We had the good fortune of connecting with Rudy Ortiz and we’ve shared our conversation below.
Hi Rudy, what role has risk played in your life or career?
I believe that the biggest risk you can take is to never take one. We are capable of much more than we assume and the notion of leading a life that does not explore what that may be seems empty.
I don’t want to take that chance. If I’m going to pursue a goal then it might as well be one that I’ve poured my heart in to and requires the best of me no matter how unconventional it seems to those around me. The result will be a success or a failure but the self knowledge attained and the value of chasing a genuine dream cannot be understated. Life will never be fair but fortune favors the bold.
Alright, so let’s move onto what keeps you busy professionally?
Well, there is no application to become a comic so getting in to it was easy. I just started hitting open mics and never looked back. There is also no Human Resource manager or company Christmas party so nobody hears your complaints. As a matter of fact, nobody cares about your complaints. Just be funny.
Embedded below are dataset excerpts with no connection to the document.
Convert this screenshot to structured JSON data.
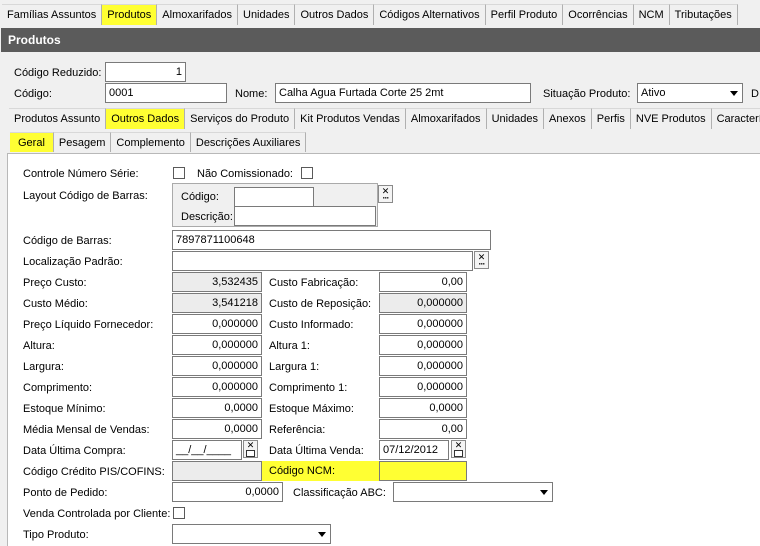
{
  "top_tabs": [
    "Famílias Assuntos",
    "Produtos",
    "Almoxarifados",
    "Unidades",
    "Outros Dados",
    "Códigos Alternativos",
    "Perfil Produto",
    "Ocorrências",
    "NCM",
    "Tributações"
  ],
  "header": {
    "title": "Produtos"
  },
  "codigo_reduzido": {
    "label": "Código Reduzido:",
    "value": "1"
  },
  "codigo": {
    "label": "Código:",
    "value": "0001"
  },
  "nome": {
    "label": "Nome:",
    "value": "Calha Agua Furtada Corte 25  2mt"
  },
  "situacao": {
    "label": "Situação Produto:",
    "value": "Ativo",
    "next_label": "D"
  },
  "sub_tabs": [
    "Produtos Assunto",
    "Outros Dados",
    "Serviços do Produto",
    "Kit Produtos Vendas",
    "Almoxarifados",
    "Unidades",
    "Anexos",
    "Perfis",
    "NVE Produtos",
    "Característic"
  ],
  "inner_tabs": [
    "Geral",
    "Pesagem",
    "Complemento",
    "Descrições Auxiliares"
  ],
  "form": {
    "controle_numero_serie": "Controle Número Série:",
    "nao_comissionado": "Não Comissionado:",
    "layout_codigo_barras": "Layout Código de Barras:",
    "layout_codigo": "Código:",
    "layout_descricao": "Descrição:",
    "codigo_barras": {
      "label": "Código de Barras:",
      "value": "7897871100648"
    },
    "localizacao_padrao": {
      "label": "Localização Padrão:",
      "value": ""
    },
    "preco_custo": {
      "label": "Preço Custo:",
      "value": "3,532435"
    },
    "custo_fabricacao": {
      "label": "Custo Fabricação:",
      "value": "0,00"
    },
    "custo_medio": {
      "label": "Custo Médio:",
      "value": "3,541218"
    },
    "custo_reposicao": {
      "label": "Custo de Reposição:",
      "value": "0,000000"
    },
    "preco_liquido_fornecedor": {
      "label": "Preço Líquido Fornecedor:",
      "value": "0,000000"
    },
    "custo_informado": {
      "label": "Custo Informado:",
      "value": "0,000000"
    },
    "altura": {
      "label": "Altura:",
      "value": "0,000000"
    },
    "altura1": {
      "label": "Altura 1:",
      "value": "0,000000"
    },
    "largura": {
      "label": "Largura:",
      "value": "0,000000"
    },
    "largura1": {
      "label": "Largura 1:",
      "value": "0,000000"
    },
    "comprimento": {
      "label": "Comprimento:",
      "value": "0,000000"
    },
    "comprimento1": {
      "label": "Comprimento 1:",
      "value": "0,000000"
    },
    "estoque_minimo": {
      "label": "Estoque Mínimo:",
      "value": "0,0000"
    },
    "estoque_maximo": {
      "label": "Estoque Máximo:",
      "value": "0,0000"
    },
    "media_mensal_vendas": {
      "label": "Média Mensal de Vendas:",
      "value": "0,0000"
    },
    "referencia": {
      "label": "Referência:",
      "value": "0,00"
    },
    "data_ultima_compra": {
      "label": "Data Última Compra:",
      "value": "__/__/____"
    },
    "data_ultima_venda": {
      "label": "Data Última Venda:",
      "value": "07/12/2012"
    },
    "codigo_credito_pis": {
      "label": "Código Crédito PIS/COFINS:",
      "value": ""
    },
    "codigo_ncm": {
      "label": "Código NCM:",
      "value": ""
    },
    "ponto_pedido": {
      "label": "Ponto de Pedido:",
      "value": "0,0000"
    },
    "classificacao_abc": {
      "label": "Classificação ABC:",
      "value": ""
    },
    "venda_controlada": "Venda Controlada por Cliente:",
    "tipo_produto": {
      "label": "Tipo Produto:",
      "value": ""
    }
  },
  "colors": {
    "highlight": "#ffff33",
    "header_bg": "#5b5b5b"
  }
}
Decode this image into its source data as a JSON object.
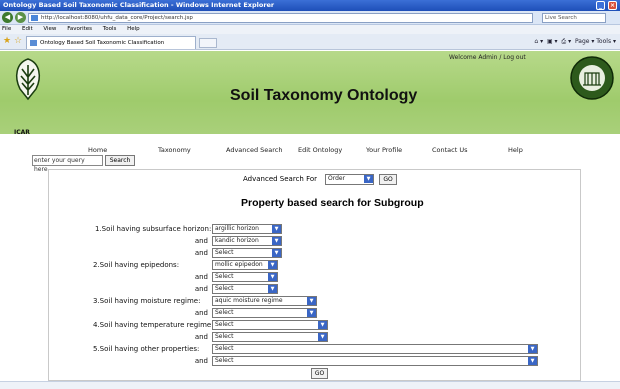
{
  "window": {
    "title": "Ontology Based Soil Taxonomic Classification - Windows Internet Explorer"
  },
  "browser": {
    "address": "http://localhost:8080/uhfu_data_core/Project/search.jsp",
    "search_placeholder": "Live Search",
    "menu": [
      "File",
      "Edit",
      "View",
      "Favorites",
      "Tools",
      "Help"
    ],
    "tab_title": "Ontology Based Soil Taxonomic Classification",
    "tools": "Page ▾  Tools ▾"
  },
  "site": {
    "title": "Soil Taxonomy Ontology",
    "welcome": "Welcome Admin / Log out",
    "icar_text": "ICAR",
    "nav": [
      "Home",
      "Taxonomy",
      "Advanced Search",
      "Edit Ontology",
      "Your Profile",
      "Contact Us",
      "Help"
    ],
    "query_placeholder": "enter your query here...",
    "search_button": "Search"
  },
  "advanced": {
    "label": "Advanced Search For",
    "selected": "Order",
    "go": "GO"
  },
  "form": {
    "heading": "Property based search for Subgroup",
    "and": "and",
    "go": "GO",
    "q1_label": "1.Soil having subsurface horizon:",
    "q1_values": [
      "argillic horizon",
      "kandic horizon",
      "Select"
    ],
    "q2_label": "2.Soil having epipedons:",
    "q2_values": [
      "mollic epipedon",
      "Select",
      "Select"
    ],
    "q3_label": "3.Soil having moisture regime:",
    "q3_values": [
      "aquic moisture regime",
      "Select"
    ],
    "q4_label": "4.Soil having temperature regime:",
    "q4_values": [
      "Select",
      "Select"
    ],
    "q5_label": "5.Soil having other properties:",
    "q5_values": [
      "Select",
      "Select"
    ]
  },
  "colors": {
    "header_green": "#a6d077",
    "select_arrow": "#3a66c5",
    "titlebar": "#2a5cc6"
  }
}
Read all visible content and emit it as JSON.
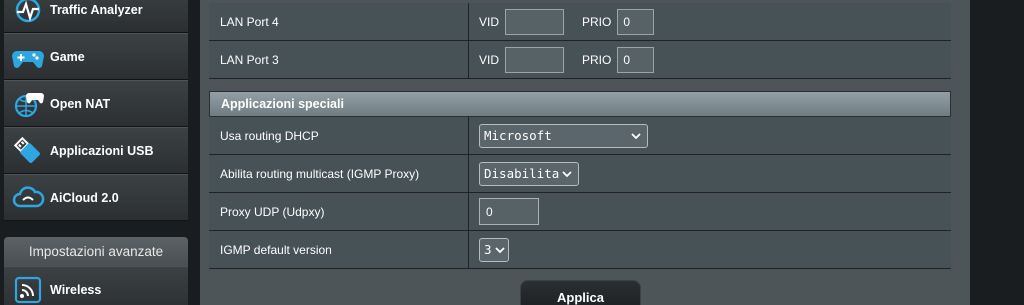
{
  "sidebar": {
    "items": [
      {
        "label": "Traffic Analyzer",
        "icon": "traffic-analyzer-icon"
      },
      {
        "label": "Game",
        "icon": "gamepad-icon"
      },
      {
        "label": "Open NAT",
        "icon": "open-nat-icon"
      },
      {
        "label": "Applicazioni USB",
        "icon": "usb-icon"
      },
      {
        "label": "AiCloud 2.0",
        "icon": "cloud-icon"
      }
    ],
    "advanced_header": "Impostazioni avanzate",
    "advanced_items": [
      {
        "label": "Wireless",
        "icon": "wireless-icon"
      }
    ]
  },
  "lan_ports": [
    {
      "label": "LAN Port 4",
      "vid_label": "VID",
      "vid_value": "",
      "prio_label": "PRIO",
      "prio_value": "0"
    },
    {
      "label": "LAN Port 3",
      "vid_label": "VID",
      "vid_value": "",
      "prio_label": "PRIO",
      "prio_value": "0"
    }
  ],
  "special_apps": {
    "title": "Applicazioni speciali",
    "dhcp_routing": {
      "label": "Usa routing DHCP",
      "value": "Microsoft"
    },
    "multicast_routing": {
      "label": "Abilita routing multicast (IGMP Proxy)",
      "value": "Disabilita"
    },
    "udp_proxy": {
      "label": "Proxy UDP (Udpxy)",
      "value": "0"
    },
    "igmp_version": {
      "label": "IGMP default version",
      "value": "3"
    }
  },
  "apply_button": "Applica",
  "colors": {
    "icon_blue": "#2ea7e0",
    "panel": "#475256",
    "section_header": "#7f8d93"
  }
}
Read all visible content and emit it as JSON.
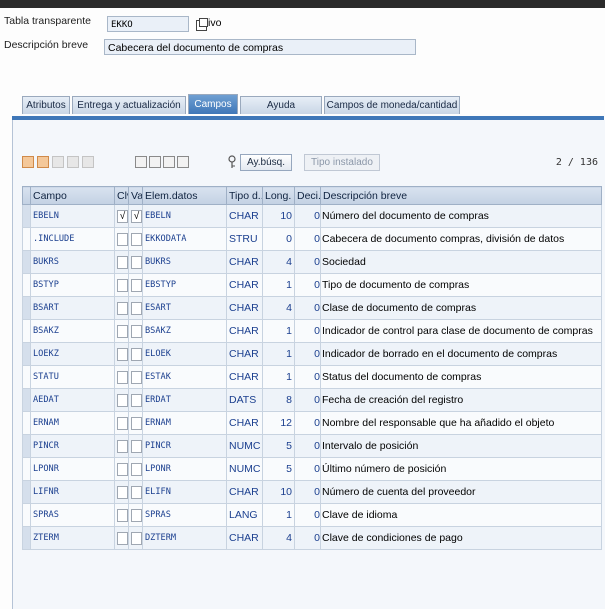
{
  "header": {
    "table_label": "Tabla transparente",
    "table_value": "EKKO",
    "status_text": "ivo",
    "desc_label": "Descripción breve",
    "desc_value": "Cabecera del documento de compras"
  },
  "tabs": [
    {
      "label": "Atributos",
      "active": false
    },
    {
      "label": "Entrega y actualización",
      "active": false
    },
    {
      "label": "Campos",
      "active": true
    },
    {
      "label": "Ayuda p./Verif.entr.",
      "active": false
    },
    {
      "label": "Campos de moneda/cantidad",
      "active": false
    }
  ],
  "toolbar": {
    "search_help_label": "Ay.búsq.",
    "builtin_type_label": "Tipo instalado",
    "counter": "2 / 136"
  },
  "columns": [
    "Campo",
    "Clv",
    "Val...",
    "Elem.datos",
    "Tipo d...",
    "Long.",
    "Deci...",
    "Descripción breve"
  ],
  "rows": [
    {
      "campo": "EBELN",
      "clv": "√",
      "val": "√",
      "elem": "EBELN",
      "tipo": "CHAR",
      "long": "10",
      "deci": "0",
      "desc": "Número del documento de compras"
    },
    {
      "campo": ".INCLUDE",
      "clv": "",
      "val": "",
      "elem": "EKKODATA",
      "tipo": "STRU",
      "long": "0",
      "deci": "0",
      "desc": "Cabecera de documento compras, división de datos"
    },
    {
      "campo": "BUKRS",
      "clv": "",
      "val": "",
      "elem": "BUKRS",
      "tipo": "CHAR",
      "long": "4",
      "deci": "0",
      "desc": "Sociedad"
    },
    {
      "campo": "BSTYP",
      "clv": "",
      "val": "",
      "elem": "EBSTYP",
      "tipo": "CHAR",
      "long": "1",
      "deci": "0",
      "desc": "Tipo de documento de compras"
    },
    {
      "campo": "BSART",
      "clv": "",
      "val": "",
      "elem": "ESART",
      "tipo": "CHAR",
      "long": "4",
      "deci": "0",
      "desc": "Clase de documento de compras"
    },
    {
      "campo": "BSAKZ",
      "clv": "",
      "val": "",
      "elem": "BSAKZ",
      "tipo": "CHAR",
      "long": "1",
      "deci": "0",
      "desc": "Indicador de control para clase de documento de compras"
    },
    {
      "campo": "LOEKZ",
      "clv": "",
      "val": "",
      "elem": "ELOEK",
      "tipo": "CHAR",
      "long": "1",
      "deci": "0",
      "desc": "Indicador de borrado en el documento de compras"
    },
    {
      "campo": "STATU",
      "clv": "",
      "val": "",
      "elem": "ESTAK",
      "tipo": "CHAR",
      "long": "1",
      "deci": "0",
      "desc": "Status del documento de compras"
    },
    {
      "campo": "AEDAT",
      "clv": "",
      "val": "",
      "elem": "ERDAT",
      "tipo": "DATS",
      "long": "8",
      "deci": "0",
      "desc": "Fecha de creación del registro"
    },
    {
      "campo": "ERNAM",
      "clv": "",
      "val": "",
      "elem": "ERNAM",
      "tipo": "CHAR",
      "long": "12",
      "deci": "0",
      "desc": "Nombre del responsable que ha añadido el objeto"
    },
    {
      "campo": "PINCR",
      "clv": "",
      "val": "",
      "elem": "PINCR",
      "tipo": "NUMC",
      "long": "5",
      "deci": "0",
      "desc": "Intervalo de posición"
    },
    {
      "campo": "LPONR",
      "clv": "",
      "val": "",
      "elem": "LPONR",
      "tipo": "NUMC",
      "long": "5",
      "deci": "0",
      "desc": "Último número de posición"
    },
    {
      "campo": "LIFNR",
      "clv": "",
      "val": "",
      "elem": "ELIFN",
      "tipo": "CHAR",
      "long": "10",
      "deci": "0",
      "desc": "Número de cuenta del proveedor"
    },
    {
      "campo": "SPRAS",
      "clv": "",
      "val": "",
      "elem": "SPRAS",
      "tipo": "LANG",
      "long": "1",
      "deci": "0",
      "desc": "Clave de idioma"
    },
    {
      "campo": "ZTERM",
      "clv": "",
      "val": "",
      "elem": "DZTERM",
      "tipo": "CHAR",
      "long": "4",
      "deci": "0",
      "desc": "Clave de condiciones de pago"
    }
  ],
  "colors": {
    "active_tab": "#3f77b8",
    "field_text": "#1b3f8f",
    "header_bg": "#c3d1e3"
  }
}
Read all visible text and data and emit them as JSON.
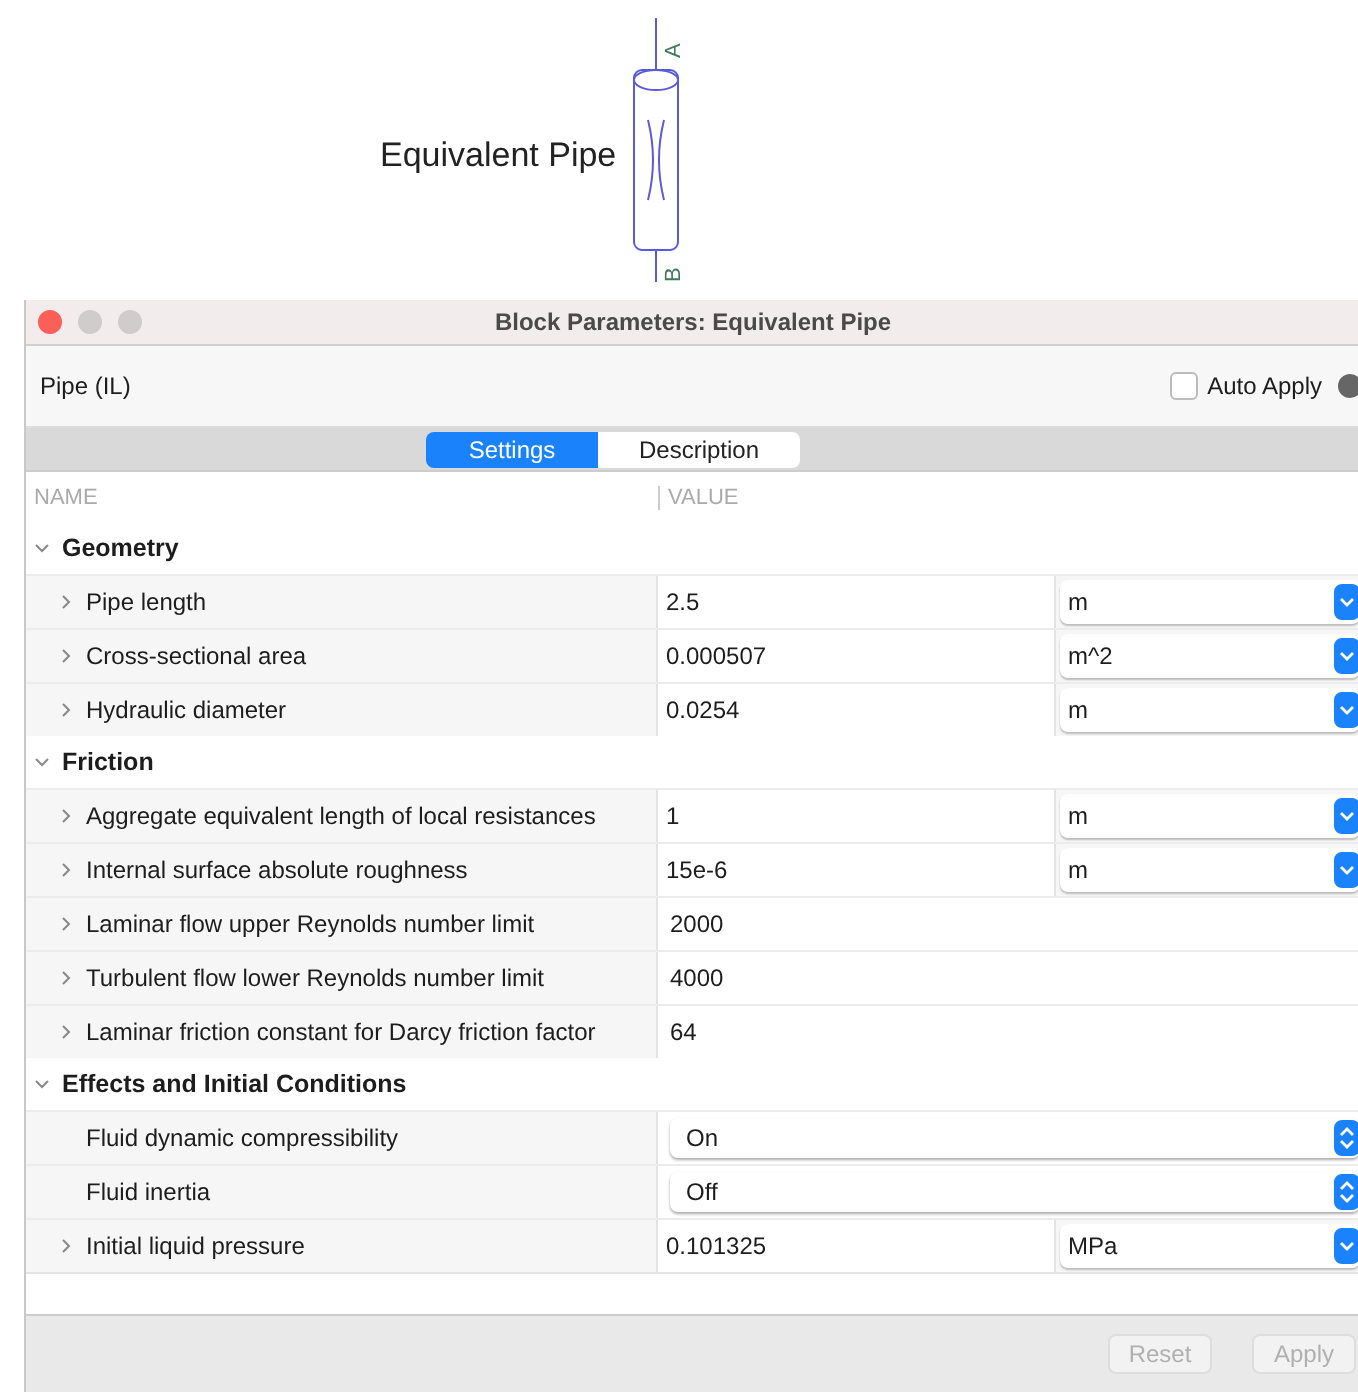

I’ve learned that you will never be liked by everyone and that someone will always be offended by what the crowd is laughing at. Trying to prove either of these two things to be wrong is an exercise in futility. Besides, its always funnier when you get under somebody’s skin. I just want to remind the world that standup comedy is a gem in humanity. It will never die. Against the assault of laughter nothing can stand.
Who else deserves some credit and recognition?
When it comes to standup comedy I certainly have a debt of gratitude to Michael Booker, Jabari Davis, Tony Sparks, Tommy Thomas and Frankie Quinones. I met all five in the Bay Area comedy scene and each one has played a role in my development as a comic. My perspective on the craft would be much different had I not met any one of them.
In the radio world I am grateful to have met Jason Barrett, who gave me my first shot on air, Victor Zaragoza, who was my first co-host and a Bay Area radio icon, Jeremiah Crowe, who put me on mornings at KNBR, the entire team at the Sarah & Vinnie show on Alice Radio and Elroy Smith who believed in me enough to have me co-host The Dream Team on legendary KBLX in San Francisco. All have been instrumental in my radio career.
I must tip my hat to Niccolo Machiavelli for writing The Prince. This book changed my view when I was 19. Although many regard it as a manuscript for malice, I saw it as a playbook on human behavior. Through this book I began to take things less personal and better understand the people I dealt with in all types of environments. It was a revelation for me.
The eternal shoutout goes to my family and friends. When the people you love the most are also your greatest hecklers you can expect your skin to grow mighty thick. They helped shape my character and I’m convinced that character is destiny.